Summary

- AMT-130 highlighted in Drug Discovery News 
- Research Webinar Today: Hereditary Disease Foundation 
- This week in HD History: Mutant Huntingtin Aggregates

AMT-130 highlighted in Drug Discovery News 

HD research was put into the spotlight with a feature on uniQure’s experimental gene therapy for the treatment of Huntington’s disease, AMT-130, published last week in Drug Discovery News. The article covers the basic biology of the drug’s approach to treating HD, what we know about the safety and efficacy of uniQure’s approach so far, as well as perspectives from HD clinician, Dr. Ed Wild, and HDSA’s Assistant Director of Research & Patient Engagement, Dr. Leora Fox. To read the full article, click here.  

Research Webinar Today: Hereditary Disease Foundation 

Today, September 28th, at 12PM ET, the Hereditary Disease Foundation will host Drs. Judith Frydman and Natalia Barbosa from Stanford University for a Researcher Spotlight Webinar, “How Expanding Our Knowledge of the Huntington’s Protein Can Unlock New Therapies.” To register, click here.  

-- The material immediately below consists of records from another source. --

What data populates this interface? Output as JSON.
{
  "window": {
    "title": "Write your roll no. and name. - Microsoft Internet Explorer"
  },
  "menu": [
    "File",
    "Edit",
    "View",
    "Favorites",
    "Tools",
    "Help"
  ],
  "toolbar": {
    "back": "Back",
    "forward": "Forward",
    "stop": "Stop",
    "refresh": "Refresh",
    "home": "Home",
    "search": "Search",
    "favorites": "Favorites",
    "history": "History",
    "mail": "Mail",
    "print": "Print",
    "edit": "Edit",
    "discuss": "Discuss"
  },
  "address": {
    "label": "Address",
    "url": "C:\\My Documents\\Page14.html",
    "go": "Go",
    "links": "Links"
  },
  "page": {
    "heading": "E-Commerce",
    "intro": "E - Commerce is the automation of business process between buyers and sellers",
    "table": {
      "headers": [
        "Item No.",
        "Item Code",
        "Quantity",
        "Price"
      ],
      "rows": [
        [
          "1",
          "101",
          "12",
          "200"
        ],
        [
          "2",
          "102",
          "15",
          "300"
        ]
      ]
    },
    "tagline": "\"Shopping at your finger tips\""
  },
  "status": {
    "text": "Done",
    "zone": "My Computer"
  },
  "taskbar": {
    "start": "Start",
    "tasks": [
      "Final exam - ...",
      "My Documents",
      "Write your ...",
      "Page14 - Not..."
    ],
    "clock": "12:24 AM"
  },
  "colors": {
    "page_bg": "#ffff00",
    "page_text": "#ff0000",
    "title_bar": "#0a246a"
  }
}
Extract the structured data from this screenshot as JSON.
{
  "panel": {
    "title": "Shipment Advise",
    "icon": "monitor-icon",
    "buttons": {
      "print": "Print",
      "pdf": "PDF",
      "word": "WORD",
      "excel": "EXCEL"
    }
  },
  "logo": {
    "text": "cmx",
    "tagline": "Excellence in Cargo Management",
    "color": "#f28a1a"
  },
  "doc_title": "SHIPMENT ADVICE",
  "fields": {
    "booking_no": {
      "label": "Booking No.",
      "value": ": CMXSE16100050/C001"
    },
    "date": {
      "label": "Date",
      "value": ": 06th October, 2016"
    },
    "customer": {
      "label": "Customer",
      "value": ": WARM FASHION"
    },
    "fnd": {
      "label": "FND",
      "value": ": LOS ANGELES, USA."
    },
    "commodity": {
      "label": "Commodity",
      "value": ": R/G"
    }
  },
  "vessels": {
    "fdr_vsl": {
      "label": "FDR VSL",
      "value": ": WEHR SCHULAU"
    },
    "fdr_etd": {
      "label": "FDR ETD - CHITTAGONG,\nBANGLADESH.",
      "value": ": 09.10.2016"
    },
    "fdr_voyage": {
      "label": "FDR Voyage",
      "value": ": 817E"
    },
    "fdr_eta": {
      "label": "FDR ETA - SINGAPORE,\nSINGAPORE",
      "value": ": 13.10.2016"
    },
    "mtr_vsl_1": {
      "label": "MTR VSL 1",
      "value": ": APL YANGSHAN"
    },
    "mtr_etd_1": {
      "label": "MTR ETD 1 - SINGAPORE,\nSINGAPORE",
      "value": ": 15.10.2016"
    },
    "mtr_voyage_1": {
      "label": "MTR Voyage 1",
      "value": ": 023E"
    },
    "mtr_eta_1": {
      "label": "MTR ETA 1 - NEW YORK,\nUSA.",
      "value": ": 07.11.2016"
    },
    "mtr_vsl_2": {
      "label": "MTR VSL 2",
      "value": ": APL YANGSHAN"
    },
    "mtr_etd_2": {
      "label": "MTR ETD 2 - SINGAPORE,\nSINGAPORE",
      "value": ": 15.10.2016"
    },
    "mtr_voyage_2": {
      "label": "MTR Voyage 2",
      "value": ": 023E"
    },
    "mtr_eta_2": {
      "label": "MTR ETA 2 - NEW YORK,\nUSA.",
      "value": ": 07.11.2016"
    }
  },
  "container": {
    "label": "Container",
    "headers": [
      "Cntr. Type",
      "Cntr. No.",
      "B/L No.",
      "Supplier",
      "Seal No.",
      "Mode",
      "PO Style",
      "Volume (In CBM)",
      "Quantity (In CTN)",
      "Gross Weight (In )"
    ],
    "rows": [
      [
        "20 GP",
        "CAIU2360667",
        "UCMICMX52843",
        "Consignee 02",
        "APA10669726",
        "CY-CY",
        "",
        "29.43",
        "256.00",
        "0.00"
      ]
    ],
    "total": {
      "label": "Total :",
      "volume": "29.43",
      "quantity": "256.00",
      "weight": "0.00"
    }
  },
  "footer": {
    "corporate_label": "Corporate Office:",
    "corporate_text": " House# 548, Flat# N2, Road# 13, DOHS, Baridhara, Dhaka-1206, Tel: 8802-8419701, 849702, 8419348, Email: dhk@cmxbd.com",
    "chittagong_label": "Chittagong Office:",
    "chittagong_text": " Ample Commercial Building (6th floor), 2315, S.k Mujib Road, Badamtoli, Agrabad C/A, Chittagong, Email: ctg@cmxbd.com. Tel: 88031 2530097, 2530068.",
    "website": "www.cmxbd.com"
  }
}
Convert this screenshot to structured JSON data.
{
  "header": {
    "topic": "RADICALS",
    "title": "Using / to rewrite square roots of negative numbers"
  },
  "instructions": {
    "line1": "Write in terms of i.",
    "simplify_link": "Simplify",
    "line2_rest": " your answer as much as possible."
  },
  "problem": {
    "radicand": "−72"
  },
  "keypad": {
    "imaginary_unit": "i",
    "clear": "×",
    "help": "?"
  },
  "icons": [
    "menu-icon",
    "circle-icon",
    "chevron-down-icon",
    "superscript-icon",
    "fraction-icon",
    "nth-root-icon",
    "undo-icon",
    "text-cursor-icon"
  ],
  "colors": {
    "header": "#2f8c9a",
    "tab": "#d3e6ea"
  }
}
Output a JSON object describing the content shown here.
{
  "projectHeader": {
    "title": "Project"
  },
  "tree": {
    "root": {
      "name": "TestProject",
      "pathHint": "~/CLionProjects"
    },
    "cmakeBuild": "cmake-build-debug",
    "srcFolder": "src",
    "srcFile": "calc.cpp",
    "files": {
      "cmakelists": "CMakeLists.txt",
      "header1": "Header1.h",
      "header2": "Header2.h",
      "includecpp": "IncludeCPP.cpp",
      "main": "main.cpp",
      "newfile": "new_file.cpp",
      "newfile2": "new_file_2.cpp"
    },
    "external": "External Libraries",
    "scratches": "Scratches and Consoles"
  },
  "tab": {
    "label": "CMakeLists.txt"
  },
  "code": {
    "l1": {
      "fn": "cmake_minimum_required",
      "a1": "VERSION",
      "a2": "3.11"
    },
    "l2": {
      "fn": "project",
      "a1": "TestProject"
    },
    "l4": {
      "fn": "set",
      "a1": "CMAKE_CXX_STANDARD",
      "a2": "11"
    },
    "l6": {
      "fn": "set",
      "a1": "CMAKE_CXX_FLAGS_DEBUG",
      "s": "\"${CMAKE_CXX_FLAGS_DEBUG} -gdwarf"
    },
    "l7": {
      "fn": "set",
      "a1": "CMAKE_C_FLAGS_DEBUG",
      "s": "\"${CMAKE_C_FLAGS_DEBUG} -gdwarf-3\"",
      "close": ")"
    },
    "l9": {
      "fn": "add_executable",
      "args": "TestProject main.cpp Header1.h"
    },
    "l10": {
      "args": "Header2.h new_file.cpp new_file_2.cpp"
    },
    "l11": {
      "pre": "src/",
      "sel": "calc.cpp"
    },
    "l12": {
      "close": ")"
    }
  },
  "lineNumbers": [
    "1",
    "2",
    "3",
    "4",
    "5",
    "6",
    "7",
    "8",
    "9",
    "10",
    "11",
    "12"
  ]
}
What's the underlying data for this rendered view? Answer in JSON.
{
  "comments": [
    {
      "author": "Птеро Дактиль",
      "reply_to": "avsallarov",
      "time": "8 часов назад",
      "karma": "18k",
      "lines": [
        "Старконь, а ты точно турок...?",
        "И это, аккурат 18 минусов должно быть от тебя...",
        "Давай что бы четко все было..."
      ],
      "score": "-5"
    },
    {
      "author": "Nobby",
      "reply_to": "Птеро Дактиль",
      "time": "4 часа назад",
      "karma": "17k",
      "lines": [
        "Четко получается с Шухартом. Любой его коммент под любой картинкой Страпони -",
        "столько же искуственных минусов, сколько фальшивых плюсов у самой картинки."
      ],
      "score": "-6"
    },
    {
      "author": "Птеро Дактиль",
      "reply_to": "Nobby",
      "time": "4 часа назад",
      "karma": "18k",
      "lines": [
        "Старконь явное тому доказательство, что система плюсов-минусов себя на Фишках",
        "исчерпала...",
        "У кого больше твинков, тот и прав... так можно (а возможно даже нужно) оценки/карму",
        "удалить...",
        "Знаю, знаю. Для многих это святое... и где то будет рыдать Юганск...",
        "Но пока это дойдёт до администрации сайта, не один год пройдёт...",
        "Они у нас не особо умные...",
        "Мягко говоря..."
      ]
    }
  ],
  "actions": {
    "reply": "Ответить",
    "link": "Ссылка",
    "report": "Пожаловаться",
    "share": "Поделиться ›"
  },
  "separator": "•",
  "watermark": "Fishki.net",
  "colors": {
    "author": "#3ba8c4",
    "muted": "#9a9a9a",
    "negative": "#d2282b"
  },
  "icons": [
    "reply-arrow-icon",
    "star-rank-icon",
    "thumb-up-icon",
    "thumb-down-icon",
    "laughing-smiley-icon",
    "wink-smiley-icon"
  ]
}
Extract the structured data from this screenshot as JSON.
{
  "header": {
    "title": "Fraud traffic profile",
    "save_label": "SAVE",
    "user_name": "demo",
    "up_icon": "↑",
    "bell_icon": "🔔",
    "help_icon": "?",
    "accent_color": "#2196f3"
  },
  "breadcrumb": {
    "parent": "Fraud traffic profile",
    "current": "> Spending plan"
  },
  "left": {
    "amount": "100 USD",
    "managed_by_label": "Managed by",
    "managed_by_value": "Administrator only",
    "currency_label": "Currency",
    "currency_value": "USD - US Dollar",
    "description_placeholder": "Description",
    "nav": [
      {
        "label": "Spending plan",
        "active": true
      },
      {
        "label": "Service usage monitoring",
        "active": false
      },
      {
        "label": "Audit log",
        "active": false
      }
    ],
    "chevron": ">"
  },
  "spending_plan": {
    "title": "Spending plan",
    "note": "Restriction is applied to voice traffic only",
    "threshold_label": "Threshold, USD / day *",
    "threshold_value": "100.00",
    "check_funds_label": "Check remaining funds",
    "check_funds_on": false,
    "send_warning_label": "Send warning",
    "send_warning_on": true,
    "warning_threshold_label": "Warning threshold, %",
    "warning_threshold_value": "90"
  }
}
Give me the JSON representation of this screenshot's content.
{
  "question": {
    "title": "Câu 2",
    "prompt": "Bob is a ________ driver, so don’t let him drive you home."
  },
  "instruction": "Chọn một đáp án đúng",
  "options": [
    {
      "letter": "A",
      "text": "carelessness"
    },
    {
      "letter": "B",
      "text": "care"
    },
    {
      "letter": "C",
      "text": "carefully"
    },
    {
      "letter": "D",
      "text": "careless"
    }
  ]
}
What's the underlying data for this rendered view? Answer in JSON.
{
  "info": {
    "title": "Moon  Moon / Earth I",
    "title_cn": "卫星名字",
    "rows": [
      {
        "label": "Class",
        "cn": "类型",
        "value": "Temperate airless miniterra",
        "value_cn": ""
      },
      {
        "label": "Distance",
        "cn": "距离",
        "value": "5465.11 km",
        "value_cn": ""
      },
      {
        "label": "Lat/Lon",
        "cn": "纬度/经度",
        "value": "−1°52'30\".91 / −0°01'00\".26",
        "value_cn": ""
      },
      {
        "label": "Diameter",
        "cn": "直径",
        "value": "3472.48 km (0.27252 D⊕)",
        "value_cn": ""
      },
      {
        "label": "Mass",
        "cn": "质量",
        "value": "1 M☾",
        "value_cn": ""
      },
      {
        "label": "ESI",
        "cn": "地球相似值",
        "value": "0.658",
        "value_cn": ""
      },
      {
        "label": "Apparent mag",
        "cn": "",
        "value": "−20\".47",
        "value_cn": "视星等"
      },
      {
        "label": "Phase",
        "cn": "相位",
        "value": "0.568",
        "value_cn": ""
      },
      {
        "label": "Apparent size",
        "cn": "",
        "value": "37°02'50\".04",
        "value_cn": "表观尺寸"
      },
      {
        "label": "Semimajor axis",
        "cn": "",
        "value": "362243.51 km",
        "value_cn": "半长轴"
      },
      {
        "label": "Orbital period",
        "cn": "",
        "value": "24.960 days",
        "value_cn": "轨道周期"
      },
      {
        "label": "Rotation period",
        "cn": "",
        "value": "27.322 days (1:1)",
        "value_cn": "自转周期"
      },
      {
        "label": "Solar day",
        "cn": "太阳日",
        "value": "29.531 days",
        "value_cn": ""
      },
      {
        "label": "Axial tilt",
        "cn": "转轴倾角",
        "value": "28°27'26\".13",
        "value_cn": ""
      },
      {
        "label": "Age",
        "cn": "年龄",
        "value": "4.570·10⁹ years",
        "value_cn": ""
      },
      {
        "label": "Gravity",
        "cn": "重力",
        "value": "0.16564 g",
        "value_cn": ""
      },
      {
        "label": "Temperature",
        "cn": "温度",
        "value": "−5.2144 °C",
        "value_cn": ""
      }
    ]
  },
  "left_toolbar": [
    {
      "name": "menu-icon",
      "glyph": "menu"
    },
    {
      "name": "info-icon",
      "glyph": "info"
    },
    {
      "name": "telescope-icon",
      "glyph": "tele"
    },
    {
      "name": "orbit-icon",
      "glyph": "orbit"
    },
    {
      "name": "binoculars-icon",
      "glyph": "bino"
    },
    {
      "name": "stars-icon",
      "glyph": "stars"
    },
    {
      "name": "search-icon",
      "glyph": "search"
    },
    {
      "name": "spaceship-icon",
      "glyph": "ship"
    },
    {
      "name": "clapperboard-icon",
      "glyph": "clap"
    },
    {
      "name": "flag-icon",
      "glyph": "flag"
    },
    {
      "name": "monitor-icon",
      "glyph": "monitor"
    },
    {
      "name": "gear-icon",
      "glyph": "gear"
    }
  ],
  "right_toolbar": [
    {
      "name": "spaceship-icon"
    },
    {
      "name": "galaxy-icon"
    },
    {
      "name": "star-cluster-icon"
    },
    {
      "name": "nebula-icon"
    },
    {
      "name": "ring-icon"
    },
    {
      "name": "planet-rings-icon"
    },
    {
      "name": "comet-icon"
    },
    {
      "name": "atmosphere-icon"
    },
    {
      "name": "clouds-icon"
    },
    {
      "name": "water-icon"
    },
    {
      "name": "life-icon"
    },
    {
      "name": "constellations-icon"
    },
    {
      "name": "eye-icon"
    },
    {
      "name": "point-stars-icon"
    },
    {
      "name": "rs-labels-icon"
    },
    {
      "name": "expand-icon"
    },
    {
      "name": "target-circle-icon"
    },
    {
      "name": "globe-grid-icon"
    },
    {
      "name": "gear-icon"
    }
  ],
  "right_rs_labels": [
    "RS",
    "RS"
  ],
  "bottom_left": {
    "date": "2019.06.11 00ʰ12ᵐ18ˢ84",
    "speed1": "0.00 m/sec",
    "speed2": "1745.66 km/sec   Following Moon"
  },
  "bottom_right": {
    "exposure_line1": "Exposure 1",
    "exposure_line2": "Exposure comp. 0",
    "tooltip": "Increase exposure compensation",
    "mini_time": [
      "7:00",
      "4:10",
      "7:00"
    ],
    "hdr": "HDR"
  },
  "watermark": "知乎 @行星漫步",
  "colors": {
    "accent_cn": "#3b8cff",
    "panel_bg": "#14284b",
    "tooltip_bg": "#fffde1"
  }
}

This week in HD History: Mutant Huntingtin Aggregates

Huntington’s disease is caused by an expansion in a person’s huntingtin gene, which leads to an expanded huntingtin protein. For many years, scientists and clinicians understood that this caused neurodegeneration, but were uncertain as to how or why. On September 26, 1997, a group of scientists in Boston and London, including HDSA Scientific Advisory Board member Dr. Neil Aronin, published their findings that expanded huntingtin protein is resistant to removal from cells in the brain. The paper detailed that these expanded huntingtin proteins aggregate, and indicated that this phenomenon may play a role in neurodegeneration in HD. This was a groundbreaking discovery for how we understand the biological cause of HD symptoms.